La Chambre de Commerce Britannique au Sénégal (BCCS) a inauguré ses activités ce lundi au cours d’une cérémonie officielle. Réunissant décideurs économiques, diplomates et autorités publiques, cet événement consacre une nouvelle étape stratégique dans la coopération commerciale entre le Sénégal et le Royaume-Uni.
Pensée comme un véritable levier économique, la BCCS ambitionne de favoriser les échanges commerciaux et d’attirer davantage d’investissements britanniques au Sénégal.
Déjà forte d’une cinquantaine d’entreprises membres opérant dans des secteurs clés énergie, agro-industrie, télécommunications ou services financiers la chambre se positionne comme une interface entre investisseurs et autorités publiques.

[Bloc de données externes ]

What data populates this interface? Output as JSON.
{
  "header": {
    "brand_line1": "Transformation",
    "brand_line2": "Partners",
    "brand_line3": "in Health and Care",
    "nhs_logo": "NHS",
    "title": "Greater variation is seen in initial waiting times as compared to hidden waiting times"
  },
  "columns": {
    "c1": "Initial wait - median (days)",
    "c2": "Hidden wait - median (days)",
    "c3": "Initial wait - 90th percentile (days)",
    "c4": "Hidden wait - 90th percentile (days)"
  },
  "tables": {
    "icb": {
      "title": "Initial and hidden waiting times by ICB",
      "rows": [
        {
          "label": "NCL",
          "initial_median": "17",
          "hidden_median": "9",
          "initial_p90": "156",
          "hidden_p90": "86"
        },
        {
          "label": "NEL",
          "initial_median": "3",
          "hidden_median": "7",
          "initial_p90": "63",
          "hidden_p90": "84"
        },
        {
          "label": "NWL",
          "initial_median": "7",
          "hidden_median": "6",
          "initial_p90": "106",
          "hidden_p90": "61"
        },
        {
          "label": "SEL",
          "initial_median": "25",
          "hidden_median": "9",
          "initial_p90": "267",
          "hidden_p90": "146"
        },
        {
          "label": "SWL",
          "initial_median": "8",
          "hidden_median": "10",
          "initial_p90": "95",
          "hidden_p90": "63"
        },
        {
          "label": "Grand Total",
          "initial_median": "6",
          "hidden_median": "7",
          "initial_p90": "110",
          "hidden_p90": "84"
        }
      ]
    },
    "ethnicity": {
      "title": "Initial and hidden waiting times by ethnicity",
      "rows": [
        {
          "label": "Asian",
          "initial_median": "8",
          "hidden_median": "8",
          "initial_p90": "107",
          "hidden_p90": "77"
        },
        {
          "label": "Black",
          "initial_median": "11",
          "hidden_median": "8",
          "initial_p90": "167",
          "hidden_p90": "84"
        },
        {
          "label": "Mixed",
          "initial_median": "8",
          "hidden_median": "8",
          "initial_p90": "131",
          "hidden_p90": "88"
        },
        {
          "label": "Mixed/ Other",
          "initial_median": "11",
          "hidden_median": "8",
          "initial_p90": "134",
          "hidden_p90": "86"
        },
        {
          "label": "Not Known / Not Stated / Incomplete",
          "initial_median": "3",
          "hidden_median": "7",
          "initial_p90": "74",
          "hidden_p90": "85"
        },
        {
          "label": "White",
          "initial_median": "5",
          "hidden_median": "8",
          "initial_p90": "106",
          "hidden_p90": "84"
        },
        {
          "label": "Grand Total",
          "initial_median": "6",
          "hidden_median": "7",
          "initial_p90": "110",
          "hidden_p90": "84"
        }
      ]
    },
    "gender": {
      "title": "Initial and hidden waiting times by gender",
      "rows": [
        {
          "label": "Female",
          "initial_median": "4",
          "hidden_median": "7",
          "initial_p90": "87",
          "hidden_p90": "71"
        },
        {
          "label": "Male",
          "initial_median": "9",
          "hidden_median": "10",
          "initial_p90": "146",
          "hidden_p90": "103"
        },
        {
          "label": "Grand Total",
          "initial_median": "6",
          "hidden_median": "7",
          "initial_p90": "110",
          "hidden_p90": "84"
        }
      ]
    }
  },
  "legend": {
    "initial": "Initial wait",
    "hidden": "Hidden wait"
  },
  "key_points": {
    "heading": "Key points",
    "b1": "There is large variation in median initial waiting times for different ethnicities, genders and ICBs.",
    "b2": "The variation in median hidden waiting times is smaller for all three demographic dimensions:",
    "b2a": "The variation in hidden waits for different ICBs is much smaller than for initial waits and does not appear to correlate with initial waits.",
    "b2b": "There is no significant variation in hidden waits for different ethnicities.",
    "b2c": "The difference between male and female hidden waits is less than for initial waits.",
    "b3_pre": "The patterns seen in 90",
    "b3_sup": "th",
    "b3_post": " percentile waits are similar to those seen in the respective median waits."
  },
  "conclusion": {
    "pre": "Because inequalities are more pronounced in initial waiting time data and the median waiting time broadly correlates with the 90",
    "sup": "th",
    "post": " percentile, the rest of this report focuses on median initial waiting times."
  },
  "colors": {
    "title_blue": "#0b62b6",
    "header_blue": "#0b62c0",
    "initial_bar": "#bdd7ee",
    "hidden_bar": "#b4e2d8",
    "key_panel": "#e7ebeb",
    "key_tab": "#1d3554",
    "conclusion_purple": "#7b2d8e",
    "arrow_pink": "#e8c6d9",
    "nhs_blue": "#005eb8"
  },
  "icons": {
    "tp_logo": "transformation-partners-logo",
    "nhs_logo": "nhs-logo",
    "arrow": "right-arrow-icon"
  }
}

Karim Ndiaye, président du BCCS de souligner : « Notre ambition est d’être un catalyseur d’investissements et une plateforme d’échange pour faciliter l’installation des entreprises britanniques et renforcer l’attractivité du Sénégal.»
Présente à la cérémonie, Carine Robarts a réaffirmé l’engagement du Royaume-Uni aux côtés du Sénégal.
« Le Sénégal reste une terre d’opportunités, avec une position géographique stratégique et une stabilité politique précieuse dans une région complexe », a-t-elle déclaré.
Malgré un contexte économique jugé difficile, les autorités britanniques entendent rassurer et encourager les investisseurs, tout en soutenant les entreprises déjà implantées.
Les domaines d’intervention prioritaires identifiés reflètent les ambitions économiques des deux pays : les infrastructures ; l’énergie, notamment avec des investissements majeurs comme ceux de BP ; les énergies renouvelables ; l’agriculture ; l’industrialisation, à travers des initiatives comme le programme Manufacturing Africa.
L’objectif est de stimuler la création de valeur locale et favoriser l’emploi.
Une approche alignée sur les priorités nationales
La BCCS entend inscrire son action dans les politiques publiques sénégalaises, en collaborant étroitement avec les institutions nationales et les agences de promotion de l’investissement.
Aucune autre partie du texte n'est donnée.